Pain of all types is under-treated in our society. The pediatric and geriatric populations are especially at risk for under-treatment. Physicians’ fears of using opioid therapy, and the fears of other health professionals, contribute to the barriers to effective pain management.

In 2001, in an unprecedented collaboration, the US Drug Enforcement Administration (DEA) joined 21 Health Groups, including the American Medical Association, in calling for balanced policy governing prescription pain medications. In August 2004, the DEA issued a document entitled Prescription Pain Medications: Frequently Asked Questions and Answers for Health Care Professionals and Law Enforcement Personnel, however, the agency withdrew its support for the document less than 2 months later saying that it "contained misstatements" and "was not approved as an official statement of the agency."

The AMA supports the position that (1) physicians who appropriately prescribe and/or administer controlled substances to relieve intractable pain should not be subject to the burdens of excessive regulatory scrutiny, inappropriate disciplinary action, or criminal prosecution. It is the policy of the AMA that state medical societies and boards of medicine develop or adopt mutually acceptable guidelines protecting physicians who appropriately prescribe and/or administer controlled substances to relieve intractable pain before seeking the implementation of legislation to provide that protection; (2) education of medical students and physicians to recognize addictive disorders in patients, minimize diversion of opioid preparations, and appropriately treat or refer patients with such disorders; and (3) the prevention and treatment of pain disorders through aggressive and appropriate means, including the continued education of physicians in the use of opioid preparations.

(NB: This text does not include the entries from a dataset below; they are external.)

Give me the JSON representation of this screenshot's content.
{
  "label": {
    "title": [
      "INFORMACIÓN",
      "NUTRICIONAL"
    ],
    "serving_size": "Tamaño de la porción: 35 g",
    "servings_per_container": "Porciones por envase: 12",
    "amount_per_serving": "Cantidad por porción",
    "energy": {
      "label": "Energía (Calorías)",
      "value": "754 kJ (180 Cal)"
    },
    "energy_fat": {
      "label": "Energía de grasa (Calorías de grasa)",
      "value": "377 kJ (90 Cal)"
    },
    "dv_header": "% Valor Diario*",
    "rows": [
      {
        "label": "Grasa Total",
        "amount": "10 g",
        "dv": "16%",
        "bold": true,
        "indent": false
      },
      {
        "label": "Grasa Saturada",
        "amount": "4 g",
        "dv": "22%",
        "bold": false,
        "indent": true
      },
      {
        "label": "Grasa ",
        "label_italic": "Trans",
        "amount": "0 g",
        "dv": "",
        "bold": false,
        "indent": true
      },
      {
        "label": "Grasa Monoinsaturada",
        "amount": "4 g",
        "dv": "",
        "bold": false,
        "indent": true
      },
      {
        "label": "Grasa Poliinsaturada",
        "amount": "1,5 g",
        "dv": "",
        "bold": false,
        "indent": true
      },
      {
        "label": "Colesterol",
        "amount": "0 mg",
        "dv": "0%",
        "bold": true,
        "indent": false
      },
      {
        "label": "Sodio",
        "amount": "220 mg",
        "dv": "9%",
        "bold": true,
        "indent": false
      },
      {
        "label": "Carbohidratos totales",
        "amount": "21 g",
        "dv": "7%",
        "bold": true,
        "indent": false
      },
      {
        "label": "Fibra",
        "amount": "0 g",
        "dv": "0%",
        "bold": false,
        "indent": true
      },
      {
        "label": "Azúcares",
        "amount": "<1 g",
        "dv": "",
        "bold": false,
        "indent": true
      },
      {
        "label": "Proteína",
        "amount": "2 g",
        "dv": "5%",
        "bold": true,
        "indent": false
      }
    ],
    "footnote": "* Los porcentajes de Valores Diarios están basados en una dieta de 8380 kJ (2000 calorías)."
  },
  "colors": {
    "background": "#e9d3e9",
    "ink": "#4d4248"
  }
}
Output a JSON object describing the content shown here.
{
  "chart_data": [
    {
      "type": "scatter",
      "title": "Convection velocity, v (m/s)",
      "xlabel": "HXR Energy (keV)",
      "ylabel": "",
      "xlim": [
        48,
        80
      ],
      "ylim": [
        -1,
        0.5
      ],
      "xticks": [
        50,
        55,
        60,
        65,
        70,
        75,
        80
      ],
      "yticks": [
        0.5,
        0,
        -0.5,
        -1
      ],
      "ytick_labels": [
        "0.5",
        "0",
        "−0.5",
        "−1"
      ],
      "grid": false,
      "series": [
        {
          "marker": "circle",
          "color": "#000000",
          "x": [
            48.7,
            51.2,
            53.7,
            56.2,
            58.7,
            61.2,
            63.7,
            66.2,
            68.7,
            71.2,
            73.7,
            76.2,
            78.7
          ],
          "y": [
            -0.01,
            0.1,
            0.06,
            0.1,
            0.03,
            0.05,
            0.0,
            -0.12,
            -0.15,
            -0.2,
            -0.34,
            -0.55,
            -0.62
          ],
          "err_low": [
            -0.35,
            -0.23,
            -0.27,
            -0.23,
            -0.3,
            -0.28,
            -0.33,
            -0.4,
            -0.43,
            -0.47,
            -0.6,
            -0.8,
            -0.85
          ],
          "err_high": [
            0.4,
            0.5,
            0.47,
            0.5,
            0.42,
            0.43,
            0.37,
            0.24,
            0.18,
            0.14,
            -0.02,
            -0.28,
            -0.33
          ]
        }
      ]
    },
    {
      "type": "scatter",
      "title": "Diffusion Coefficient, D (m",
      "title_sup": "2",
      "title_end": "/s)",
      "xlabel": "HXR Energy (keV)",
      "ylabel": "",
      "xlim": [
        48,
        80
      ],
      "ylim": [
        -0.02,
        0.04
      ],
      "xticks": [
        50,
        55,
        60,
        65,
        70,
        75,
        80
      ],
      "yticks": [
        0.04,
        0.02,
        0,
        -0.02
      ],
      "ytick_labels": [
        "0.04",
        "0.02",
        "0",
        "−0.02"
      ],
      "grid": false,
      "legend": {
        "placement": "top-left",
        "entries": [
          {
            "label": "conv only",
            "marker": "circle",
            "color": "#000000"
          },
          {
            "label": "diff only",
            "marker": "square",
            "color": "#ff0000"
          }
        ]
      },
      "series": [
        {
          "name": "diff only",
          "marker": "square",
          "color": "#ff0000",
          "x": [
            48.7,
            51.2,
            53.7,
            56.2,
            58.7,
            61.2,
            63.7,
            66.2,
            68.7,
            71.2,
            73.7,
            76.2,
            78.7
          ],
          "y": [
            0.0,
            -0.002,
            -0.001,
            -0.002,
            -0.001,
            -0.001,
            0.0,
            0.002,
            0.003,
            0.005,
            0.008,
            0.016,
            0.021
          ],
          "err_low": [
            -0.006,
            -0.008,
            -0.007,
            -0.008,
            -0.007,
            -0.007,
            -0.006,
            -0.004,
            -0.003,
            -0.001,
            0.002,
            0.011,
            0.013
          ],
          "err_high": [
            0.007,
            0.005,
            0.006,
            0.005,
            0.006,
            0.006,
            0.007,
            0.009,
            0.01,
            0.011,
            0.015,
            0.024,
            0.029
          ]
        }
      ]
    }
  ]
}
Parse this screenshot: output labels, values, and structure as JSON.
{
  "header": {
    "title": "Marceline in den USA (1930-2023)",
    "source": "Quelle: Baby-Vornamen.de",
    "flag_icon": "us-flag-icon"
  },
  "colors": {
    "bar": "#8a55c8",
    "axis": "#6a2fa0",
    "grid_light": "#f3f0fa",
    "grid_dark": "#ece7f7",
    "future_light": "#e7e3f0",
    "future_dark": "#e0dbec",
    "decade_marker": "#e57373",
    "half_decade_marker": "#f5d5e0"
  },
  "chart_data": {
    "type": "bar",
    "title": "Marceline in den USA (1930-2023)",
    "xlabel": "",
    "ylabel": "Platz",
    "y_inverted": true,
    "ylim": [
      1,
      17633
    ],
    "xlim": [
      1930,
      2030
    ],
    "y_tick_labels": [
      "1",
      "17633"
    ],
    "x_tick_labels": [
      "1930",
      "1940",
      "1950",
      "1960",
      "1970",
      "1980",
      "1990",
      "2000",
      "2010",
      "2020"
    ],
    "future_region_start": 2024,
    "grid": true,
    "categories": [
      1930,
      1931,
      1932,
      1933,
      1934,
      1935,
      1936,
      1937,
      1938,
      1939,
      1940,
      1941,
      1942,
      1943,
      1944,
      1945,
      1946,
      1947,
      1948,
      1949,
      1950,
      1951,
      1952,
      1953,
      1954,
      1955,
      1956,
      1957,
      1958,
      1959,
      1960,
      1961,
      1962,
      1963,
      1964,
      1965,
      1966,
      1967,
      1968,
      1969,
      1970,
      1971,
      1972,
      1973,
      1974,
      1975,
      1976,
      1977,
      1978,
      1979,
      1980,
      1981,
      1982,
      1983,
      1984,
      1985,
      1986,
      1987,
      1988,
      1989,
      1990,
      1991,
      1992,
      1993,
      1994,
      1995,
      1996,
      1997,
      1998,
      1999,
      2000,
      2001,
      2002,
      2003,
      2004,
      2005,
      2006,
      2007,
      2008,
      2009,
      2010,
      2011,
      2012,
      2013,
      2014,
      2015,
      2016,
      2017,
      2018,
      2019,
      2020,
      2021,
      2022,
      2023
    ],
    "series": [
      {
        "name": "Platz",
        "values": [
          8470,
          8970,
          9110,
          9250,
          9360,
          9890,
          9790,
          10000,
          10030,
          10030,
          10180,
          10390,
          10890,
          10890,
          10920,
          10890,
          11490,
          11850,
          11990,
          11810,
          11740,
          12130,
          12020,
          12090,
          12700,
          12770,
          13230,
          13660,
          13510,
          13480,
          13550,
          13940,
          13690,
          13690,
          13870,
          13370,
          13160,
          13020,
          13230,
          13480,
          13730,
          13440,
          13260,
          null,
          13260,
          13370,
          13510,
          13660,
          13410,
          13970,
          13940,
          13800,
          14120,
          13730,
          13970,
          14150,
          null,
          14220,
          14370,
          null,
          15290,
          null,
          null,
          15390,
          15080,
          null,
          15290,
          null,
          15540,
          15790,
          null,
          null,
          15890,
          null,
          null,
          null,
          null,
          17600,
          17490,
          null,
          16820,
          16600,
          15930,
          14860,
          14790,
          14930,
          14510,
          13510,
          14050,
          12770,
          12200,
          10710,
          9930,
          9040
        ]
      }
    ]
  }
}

The Federation of State Medical Boards’ Model Guidelines for the Use of Controlled Substances for the Treatment of Pain, encourage adequate pain management and address physician concerns about disciplinary actions by medical boards. These guidelines were recently updated to ensure currency and adequate attention to the treatment of pain. Policies and guidelines of the American Pain Society, the American Academy of Pain Medicine, the American Geriatric Society, and the American Society for Addiction Medicine also encourage the appropriate use of opioid analgesics for pain management.

At its annual policy-making meeting in the summer of 2003, the AMA House of Delegates adopted policy recommendations stating their opposition to the harassment of physicians by DEA agents in response to the appropriate prescribing of controlled substances for pain management, as well as to the inappropriate use of 21 Code of Federal Regulations Section 1306.04 or any other rationale that would involve placement of licensure restrictions on physicians who use opioid analgesics and other pain-reducing medications appropriately to treat patients with pain. The AMA requests that state medical and specialty societies submit examples of physicians who allegedly have been harassed by DEA agents for appropriate prescribing of controlled substances for pain management to the AMA's Office of General Counsel.

The AMA is committed to the goal of protecting the legitimate use of prescription drugs for patients in pain. And education is the best medicine. To this end, the AMA has created a national Pain Management CME program for physicians to address many of these issues. The review board for this activity consists of expert reviewers from 16 medical specialty societies and other professional health care organizations. The CME program was funded through an unrestricted educational grant from Purdue Pharma, L.P.

In addition, the American Academy of Pain Medicine recently announced a new initiative, named TOP MED (Topics in Medicine), a comprehensive "virtual textbook" on treating patients of all ages suffering from different types of pain. The web-based, self-directed textbook will be made available free of charge to medical students across the country in the fall of 2004.

Preventing drug abuse remains an important societal goal—it should not hinder patient’s ability to receive the care they need and deserve or discourage physicians from prescribing pain medications when medically appropriate.